In my day job I get to talk to leaders from large companies around the world, and to see how they’re adopting and using Power BI, Azure. Before today I didn’t think of Moby Dick – I thought of Leo Tolstoy’s classic Anna Karenina, which starts with this classic line:

All happy families are alike; each unhappy family is unhappy in its own way.

Although the details vary, large companies that have successfully adopted managed self-service BI at scale have cultures with important aspects in common:

  • Leaders empower business users to work with data
  • Leaders trust business users to use data to make better decisions
  • IT supports business users with platforms and tools and with curated data sources
  • Business users work with the tools from IT and the guidance from leaders, and work within the guardrails and guidelines given to them for this use
  • Business and IT collaborate to deliver responsive solutions and mature/stable solutions, with clearly defined responsibilities between them

Companies that are successful with managed self-service BI do these things. Companies that are not successful do not. The details vary, but the pattern holds up again and again.
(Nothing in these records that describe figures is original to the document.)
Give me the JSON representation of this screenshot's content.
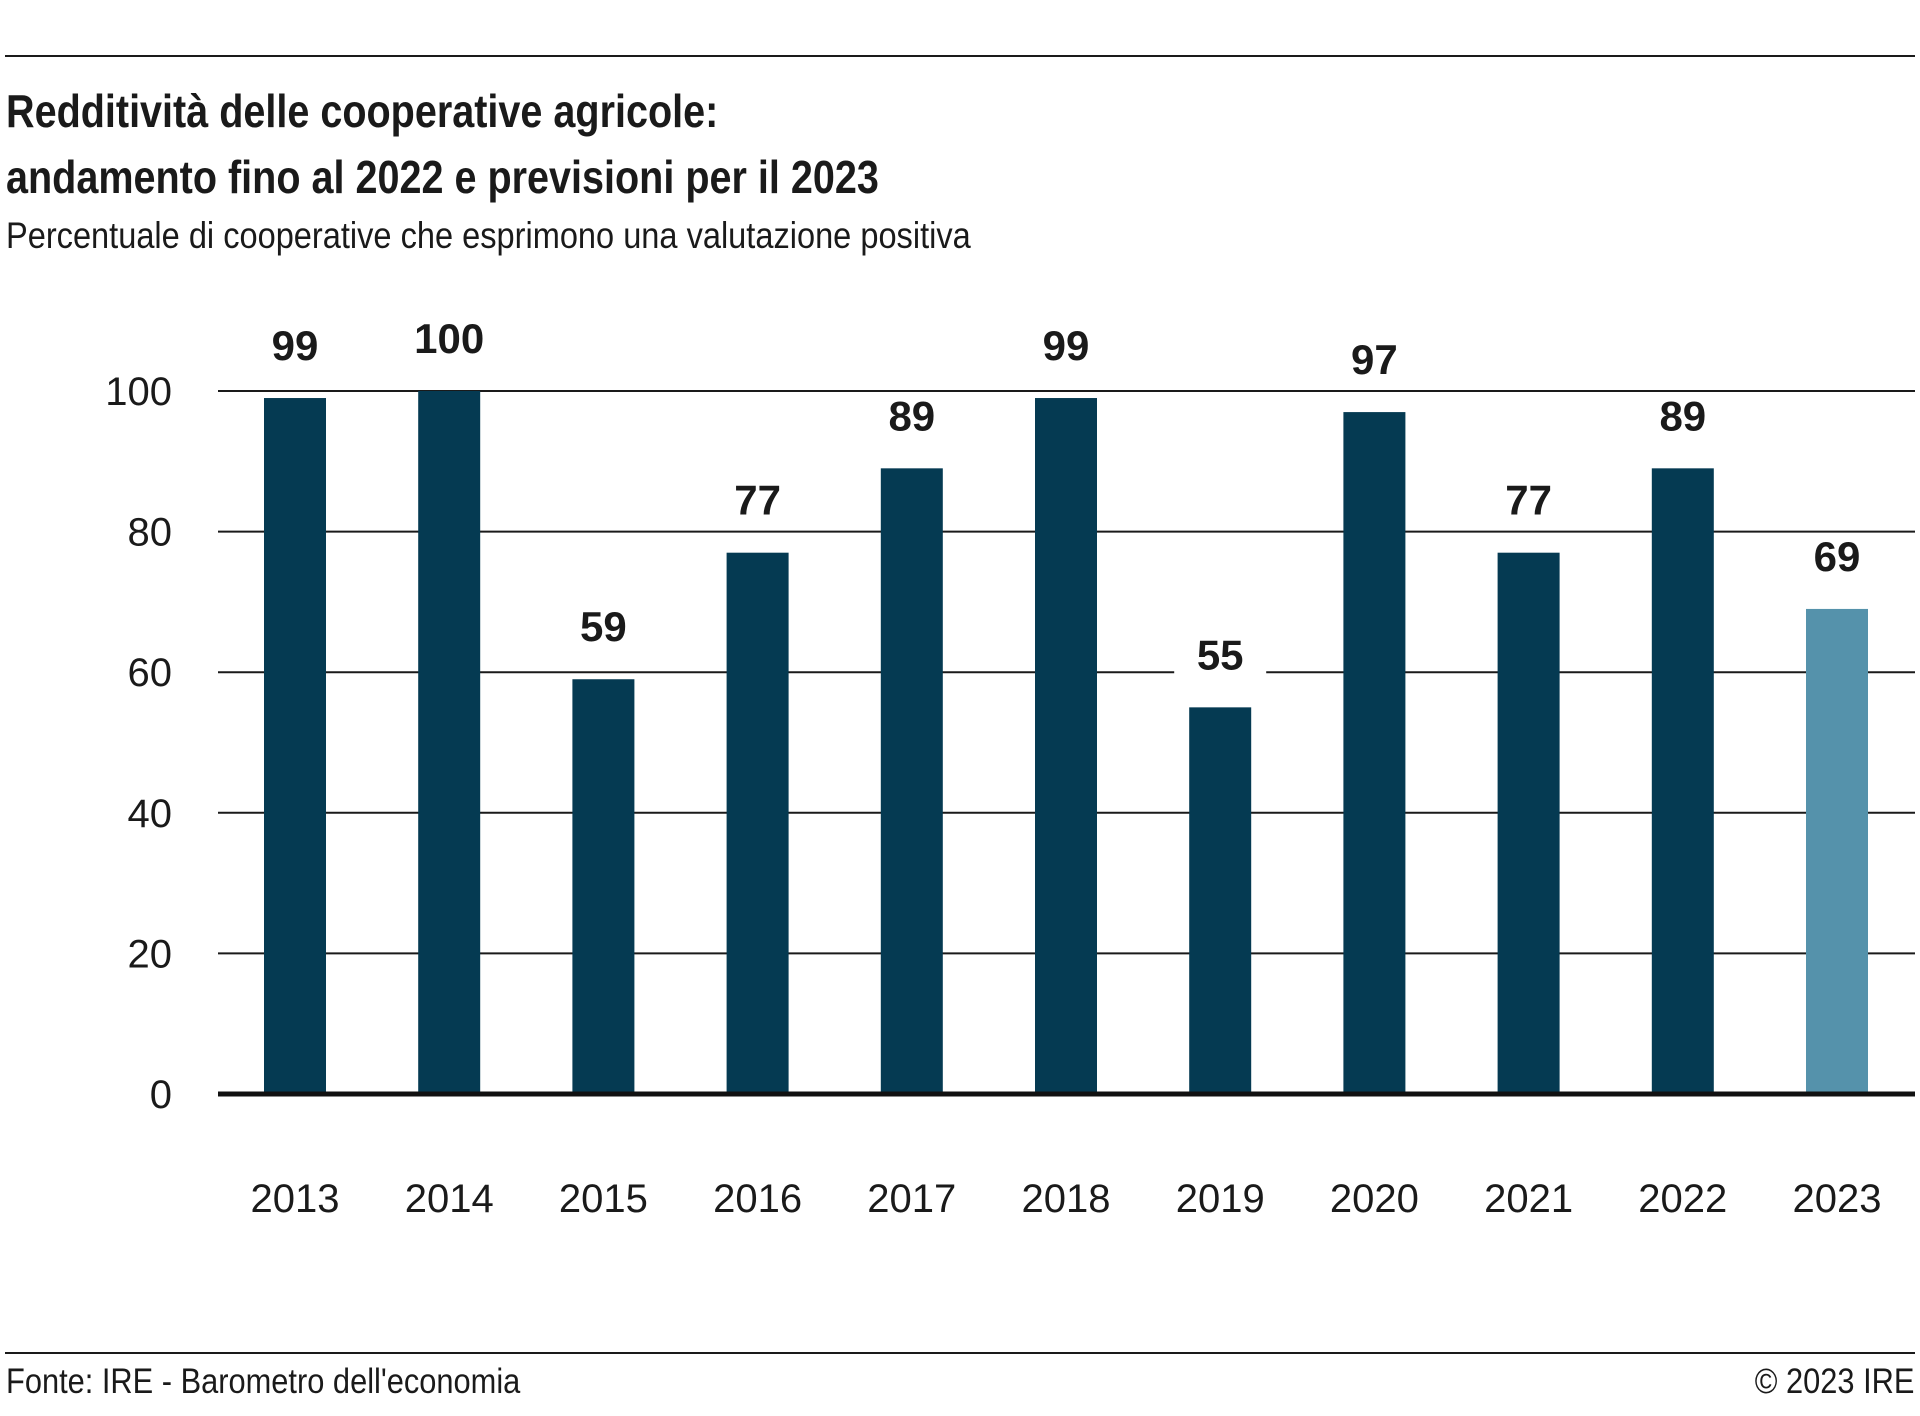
{
  "header": {
    "title_line1": "Redditività delle cooperative agricole:",
    "title_line2": "andamento fino al 2022 e previsioni per il 2023",
    "subtitle": "Percentuale di cooperative che esprimono una valutazione positiva"
  },
  "footer": {
    "source": "Fonte: IRE - Barometro dell'economia",
    "copyright": "© 2023 IRE"
  },
  "colors": {
    "actual": "#053a52",
    "forecast": "#5592ab",
    "grid": "#1a1a1a"
  },
  "chart_data": {
    "type": "bar",
    "categories": [
      "2013",
      "2014",
      "2015",
      "2016",
      "2017",
      "2018",
      "2019",
      "2020",
      "2021",
      "2022",
      "2023"
    ],
    "values": [
      99,
      100,
      59,
      77,
      89,
      99,
      55,
      97,
      77,
      89,
      69
    ],
    "forecast": [
      false,
      false,
      false,
      false,
      false,
      false,
      false,
      false,
      false,
      false,
      true
    ],
    "ylim": [
      0,
      100
    ],
    "yticks": [
      0,
      20,
      40,
      60,
      80,
      100
    ],
    "grid": true,
    "data_labels": true
  }
}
How do these roles and responsibilities relate to culture?

In many ways a culture is defined by the behaviors it rewards, the behaviors it allows, and the behaviors it punishes. A culture isn’t what you say – it’s what you do.

In the context of BI, having a culture with shared goals that enable business and IT to work together with the support from the company leaders is the key. If you have this culture, you can be successful with any tool. Some tools may be more helpful than others, and the culture will enable the selection of better tools over time, but the tool is not the most important factor. The culture – not the tool – inevitably determines success.

This is not to say that BI tools should not improve to be a bigger part of the solution. But to paraphrase Caitie… maybe you should let that white whale swim past.

 


[1] But definitely not only Power BI.

[2] He says unironically, before writing many more words.